A l'égard des peuples modernes, à qui l'imprimerie n'a procuré qu'une liberté imparfaite, achetée par de longs troubles ou par de grandes calamités, il faut considérer que la conquête de la liberté y fut essayée dans un temps où la raison publique n'était pas assez avancée, et lorsque les principes constitutifs d'un ordre social utile à tous, ne brillaient point d'une lumière qui pût attirer tous les yeux. Cette lumière brillait pour l'Amérique à l'époque de sa révolution; la France, à l'époque de la sienne, paraissait bien loin de ce terme; mais les causes qui l'y ont poussée rapidement, sont trop connues pour qu'il soit besoin de les rappeler. Quoi qu'il en soit, il est également vrai, pour l'Amérique et pour la France, que les chefs apparens de la révolution ont pu en être les fanaux, mais n'en ont point été les boute-feux. Franklin sur-tout est au-dessus d'un tel reproche. Il avait frémi des suites d'une rupture avec la mère patrie; il voulait la paix; mais il ne la voulait pas au prix de la servitude; et forcé de choisir entre la servitude et la guerre, il se détermina pour la guerre, plutôt que de subir le joug d'un gouvernement oppresseur.

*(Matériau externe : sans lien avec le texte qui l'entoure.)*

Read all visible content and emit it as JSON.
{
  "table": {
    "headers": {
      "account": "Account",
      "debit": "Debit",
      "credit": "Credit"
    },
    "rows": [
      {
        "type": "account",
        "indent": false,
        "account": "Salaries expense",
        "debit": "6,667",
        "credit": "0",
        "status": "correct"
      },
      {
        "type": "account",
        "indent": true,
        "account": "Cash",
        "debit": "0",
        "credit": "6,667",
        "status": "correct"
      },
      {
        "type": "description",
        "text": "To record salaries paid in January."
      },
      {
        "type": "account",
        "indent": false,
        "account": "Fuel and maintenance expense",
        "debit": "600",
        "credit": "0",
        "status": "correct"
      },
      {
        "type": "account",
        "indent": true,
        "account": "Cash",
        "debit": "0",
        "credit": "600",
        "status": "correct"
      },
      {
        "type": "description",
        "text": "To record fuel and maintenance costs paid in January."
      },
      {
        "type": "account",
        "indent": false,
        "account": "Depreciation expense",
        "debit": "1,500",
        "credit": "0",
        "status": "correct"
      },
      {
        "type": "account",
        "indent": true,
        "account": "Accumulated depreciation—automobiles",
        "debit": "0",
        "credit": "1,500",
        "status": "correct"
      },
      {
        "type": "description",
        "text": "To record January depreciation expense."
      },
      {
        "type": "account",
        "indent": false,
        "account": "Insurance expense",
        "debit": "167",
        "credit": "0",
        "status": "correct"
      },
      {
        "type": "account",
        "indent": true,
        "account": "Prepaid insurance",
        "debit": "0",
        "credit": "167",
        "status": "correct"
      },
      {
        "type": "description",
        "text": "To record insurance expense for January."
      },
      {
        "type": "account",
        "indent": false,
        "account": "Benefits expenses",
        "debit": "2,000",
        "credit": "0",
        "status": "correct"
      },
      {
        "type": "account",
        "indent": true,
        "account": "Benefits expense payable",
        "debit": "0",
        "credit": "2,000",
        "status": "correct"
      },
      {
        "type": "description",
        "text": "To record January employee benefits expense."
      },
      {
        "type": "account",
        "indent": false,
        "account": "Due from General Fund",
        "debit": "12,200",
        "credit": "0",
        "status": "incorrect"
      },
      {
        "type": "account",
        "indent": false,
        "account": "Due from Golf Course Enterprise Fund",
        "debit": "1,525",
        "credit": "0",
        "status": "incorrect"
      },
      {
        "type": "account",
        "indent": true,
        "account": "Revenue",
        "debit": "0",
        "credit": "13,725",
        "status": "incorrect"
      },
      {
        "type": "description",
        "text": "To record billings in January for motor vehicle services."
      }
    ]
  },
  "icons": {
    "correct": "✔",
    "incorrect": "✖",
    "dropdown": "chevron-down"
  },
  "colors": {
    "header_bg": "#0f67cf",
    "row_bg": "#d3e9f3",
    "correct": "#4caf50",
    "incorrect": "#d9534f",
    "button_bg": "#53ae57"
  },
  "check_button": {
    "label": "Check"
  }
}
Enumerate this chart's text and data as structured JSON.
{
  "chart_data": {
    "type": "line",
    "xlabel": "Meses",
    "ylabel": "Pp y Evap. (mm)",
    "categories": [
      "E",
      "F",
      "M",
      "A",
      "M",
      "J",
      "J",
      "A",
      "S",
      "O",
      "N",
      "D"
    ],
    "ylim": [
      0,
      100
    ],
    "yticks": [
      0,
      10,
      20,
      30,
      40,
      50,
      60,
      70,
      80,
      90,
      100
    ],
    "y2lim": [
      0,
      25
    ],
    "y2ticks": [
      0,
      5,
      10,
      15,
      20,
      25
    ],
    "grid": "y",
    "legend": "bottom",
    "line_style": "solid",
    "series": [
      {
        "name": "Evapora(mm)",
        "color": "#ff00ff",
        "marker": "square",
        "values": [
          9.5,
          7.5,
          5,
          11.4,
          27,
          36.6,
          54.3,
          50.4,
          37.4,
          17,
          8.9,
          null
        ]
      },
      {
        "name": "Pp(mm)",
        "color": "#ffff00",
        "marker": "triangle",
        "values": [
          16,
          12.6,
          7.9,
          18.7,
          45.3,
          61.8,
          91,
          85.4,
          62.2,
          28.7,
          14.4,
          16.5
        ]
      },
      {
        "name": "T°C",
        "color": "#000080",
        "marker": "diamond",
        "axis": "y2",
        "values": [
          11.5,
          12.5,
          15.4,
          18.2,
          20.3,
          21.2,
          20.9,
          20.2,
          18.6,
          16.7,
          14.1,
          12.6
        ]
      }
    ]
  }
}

Voilà ce que ne lui pardonne pas son historien, bien affligé que Franklin se soit avisé d'être un politique, et ne se soit pas borné à mettre au jour une infinité d'inventions utiles à l'humanité. Il admire beaucoup quelques stances tracées sur un petit poêle en forme d'urne, imaginé par le docteur Franklin, et pratiqué de manière que la flamme descend au lieu de monter. C'est de cette dernière circonstances que le poète tire un éloge malin.

«Il s'éleva, comme Newton, à une hauteur qu'on croyait inaccessible; il vit et observa de nouvelles régions, et remporta la palme de la philosophie.

»Avec une étincelle qu'il fit descendre du ciel, il déploya à nos yeux de hautes merveilles, et nous vîmes, avec autant de plaisir que de surprise, ses verges miraculeuses nous protéger contre le tonnerre.

»Oh! s'il eût été assez sage pour suivre, sans déviation, le sentier que lui avait tracé la nature, quel tribut d'éloges n'aurait pas été dû à l'instructeur, à l'ami de l'humanité! Mais hélas! le désir de se faire un nom en politique dégrada ses sublimes talens. Ce désir fut en lui une étincelle infernale qui alluma la sédition.

»Aussi la sincérité écrira sur son urne: «Ici repose l'inventeur renommé. Son génie devait, comme la flamme, s'élever vers les cieux; mais forcé et perverti, il descend vers la terre, et l'étincelle rentre au sombre séjour d'où elle était sortie.»